Derek Leech, who rarely made the mistake of explaining his evil plans at length, had missed the point when he funded Cleaver's research. That alarmed Richard — Leech might be many things, but he was not easily fooled. Cleaver came across as a ranting, immature idiot with a freak IQ, but had serious connections. If anything could trump a Great Enchanter, it was the Cold.
"The Cold was here first," continued Cleaver. "Before the dawn of man, she weigned over evewything. She was the planet's first evolved intelligence, a giant bwain consisting of a near-infinite number of ice cwystals. A gweat white blanket, sewene and undying. When the glaciers weceded, she went to her west. She hid in a place out of weach until now. Humanity is just a blip. She'd have come back eventually, even without me. She was not dead, but only sleeping."

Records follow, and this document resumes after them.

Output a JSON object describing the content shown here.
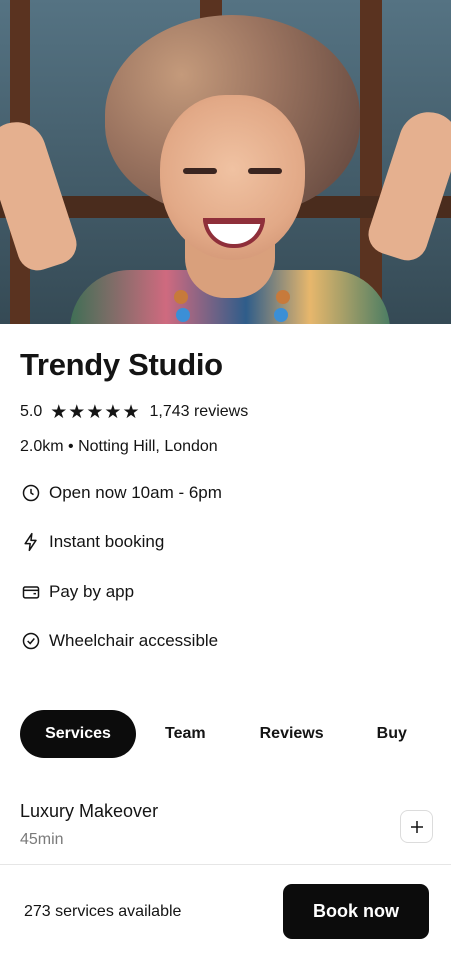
{
  "venue": {
    "name": "Trendy Studio",
    "rating": "5.0",
    "stars": 5,
    "reviews": "1,743 reviews",
    "location": "2.0km • Notting Hill, London"
  },
  "info": [
    {
      "icon": "clock-icon",
      "label": "Open now 10am - 6pm"
    },
    {
      "icon": "lightning-icon",
      "label": "Instant booking"
    },
    {
      "icon": "wallet-icon",
      "label": "Pay by app"
    },
    {
      "icon": "check-circle-icon",
      "label": "Wheelchair accessible"
    }
  ],
  "tabs": [
    "Services",
    "Team",
    "Reviews",
    "Buy"
  ],
  "active_tab": "Services",
  "service": {
    "name": "Luxury Makeover",
    "duration": "45min"
  },
  "footer": {
    "count_text": "273 services available",
    "book_label": "Book now"
  },
  "colors": {
    "primary": "#0c0c0c",
    "text": "#141414",
    "muted": "#7a7a7a"
  }
}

"Lot of that about," said Leech. "King Arthur, Barbarossa, Great Cthulhu, the terracotta warriors, Gary Glitter. They'll all be back."
Cleaver sputtered with anger. He didn't like being interrupted when he was rhapsodizing.
"You won't laugh when blood fweezes in your veins, Mr Leech. When your eyes pop out on ice-stalks."
Leech flapped his arms and contorted his face in mock panic.
"How many apocalypses have come and gone and fizzled in this century, Jeperson?" Leech asked, airily. "Four? Five? Worm War, Wizard War, Water War, Weird War, World War… and that's not counting Princess Cuckoo of Faerie, Little Rosie Farrar as the Whore of Babylon, the Scotch Streak and the Go-Codes, the Seamouth Warp, six alien invasions counting two the Diogenes Club doesn't think I know about, two of my youthful indiscretions you don't think I know you know about, and the ongoing Duel of the Seven Stars."